Tem sido crescente e incontida a escalada disso que se chama feminicídio: um homem matar uma mullher, que dizia ou pensava “ser sua”, quase sempre.
(Justificando, 22/08/2017 – acesse no site de origem)
Circula notícia que, nos últimos dois dias, três mulheres foram mortas pelos “seus homens”, em São Paulo. Quase uma por dia. Uma por aí, outra no Jardim Ângela, outra em Perdizes. A dor não tem endereço, portanto, e agora, mais do que nunca, sai no jornal, na rede, no face, no whats.
Há quem diga que sempre foi assim, e o que mudou foi a divulgação. E nessa estatística cruel vamos computar a dor em silêncio, não anunciada, não revelada, que existe por esse Brasil afora. E esse triste índice, certamente, será bem maior. Temos lei que agora prevê pena maior para quem mata uma mulher, porque ela é mulher, por “razões do sexo feminino” (artigo 121, parágrafo 2o, do Código Penal).
Mas parece que lei apenas não resolve. Temos que ir além desse parâmetro legal, que pode amedrontar, mas talvez não estanque, de pronto, a sangria, os tiros, os tapas, os esganamentos, os gritos, e a dor.

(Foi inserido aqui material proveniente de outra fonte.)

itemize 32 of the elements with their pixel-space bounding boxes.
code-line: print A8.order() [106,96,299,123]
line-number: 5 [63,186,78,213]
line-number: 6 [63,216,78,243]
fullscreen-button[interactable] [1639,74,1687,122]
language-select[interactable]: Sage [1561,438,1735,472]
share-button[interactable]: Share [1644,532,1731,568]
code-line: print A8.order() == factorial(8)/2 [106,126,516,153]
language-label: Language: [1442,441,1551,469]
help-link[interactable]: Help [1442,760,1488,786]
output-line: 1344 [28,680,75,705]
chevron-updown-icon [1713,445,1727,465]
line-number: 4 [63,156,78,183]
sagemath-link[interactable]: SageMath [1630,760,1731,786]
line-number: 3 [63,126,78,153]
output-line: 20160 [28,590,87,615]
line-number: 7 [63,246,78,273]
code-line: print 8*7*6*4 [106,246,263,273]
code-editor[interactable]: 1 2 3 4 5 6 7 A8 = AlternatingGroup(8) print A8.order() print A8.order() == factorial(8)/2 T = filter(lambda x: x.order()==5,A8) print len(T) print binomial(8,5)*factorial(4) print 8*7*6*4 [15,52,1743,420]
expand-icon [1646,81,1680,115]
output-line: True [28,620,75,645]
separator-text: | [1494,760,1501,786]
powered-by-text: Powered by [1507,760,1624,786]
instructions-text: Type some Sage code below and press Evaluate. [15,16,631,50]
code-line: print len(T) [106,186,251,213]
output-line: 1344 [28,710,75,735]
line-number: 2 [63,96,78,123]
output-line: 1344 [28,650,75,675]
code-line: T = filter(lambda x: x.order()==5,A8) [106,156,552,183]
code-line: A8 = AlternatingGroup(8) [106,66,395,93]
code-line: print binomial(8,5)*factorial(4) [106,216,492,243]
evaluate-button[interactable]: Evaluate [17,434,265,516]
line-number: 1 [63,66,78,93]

Maria foi estrangulada porque José pensava estar sendo traído. Rosa foi esfaqueada (quase despedaçada), com o filho por perto como testemunha, porque se separara de Antonio Cravo, já que o amor tinha se acabado. Joana vinha sofrendo muito com João, aguentando tudo, até o dia em que partiu, com um tiro inesperado, durante um sono (sonhava Joana?), e foi acompanhada por um corpo inerte de um João suicida e certamente infeliz.
Vozes tantas se somam e se dividem, após tragédias, e querem respostas, porquês, punição. Uns dizem que Maria bem mereceu, afinal, traição acaba assim mesmo, em morte… Outros dizem que o Cravo nem brigava tanto com a Rosa e que era bom marido, trabalhador, nem parecia violento… João andava atordoado, mas era bom pai… E se matou em seguida, “coitado”, então “não foi” feminicídio…
E vamos, assim, em tempos ditos líquidos e porosos, absorvendo histórias de outros, alguns perto de nós, outros distantes. Ficamos algo indignados, algo assustados para depois, esquecermos.
Mas não se pode esquecer, nem buscar frágeis justificativas!
Mulheres mortas por homens que um dia disseram amá-las é feminicídio, é revelação de tempos de doença emocional grave e contaminante.
A banalização da vida da mulher, morta por ser mulher e estar diante de um homem quase sempre conhecido (até amado?) revela muito. Revela, tristemente, filhos marcados por uma dor singular, revela quase sempre um homem “fraco” (ainda que violento!) e doente emocionalmente, que poderá continuar em sua sanha de “ser homem” na força, no seu medo machista e impotente, no seu jogo de e pelo poder (também equivocado, quase sempre). E revela também mulheres que, muitas vezes, em nome do amor, ou de serem amada, suportam, suportam, suportam, para ver se tudo muda, cura ou melhora. Até cansaram de sofrer, ou até morrerem…
O combate a esse mal introjetado em todos nós pelo patriarcado, que fez homens crerem ter poder sobre o corpo e vida da mulher e mulheres crerem ter que suportar relacionamentos infelizes e abusivos, passa pela discussão de nossos papéis na vida familiar e social, exige reflexão e coragem para seguirmos, sós ou em companhia de outrem, mas sempre em caminho de construção, respeito e afeto.
Feminicídio, essa palavra que para alguns pode significar “exagero” (ora, nem tudo é feminicídio… dizem!) exige que lutemos, todos, homens e mulheres, para que a dor saia de pauta, que a violência não seja algo tão banal, e que estejamos todos, bem alertas, bem atentos, como bem lembra o poeta:
“Por isso, preste atenção nos sinais. Não deixe que as loucuras do dia-a-dia o deixem
cego para a melhor coisa da vida: o AMOR!(1).”
Dora Martins é juíza da Vara de Infância.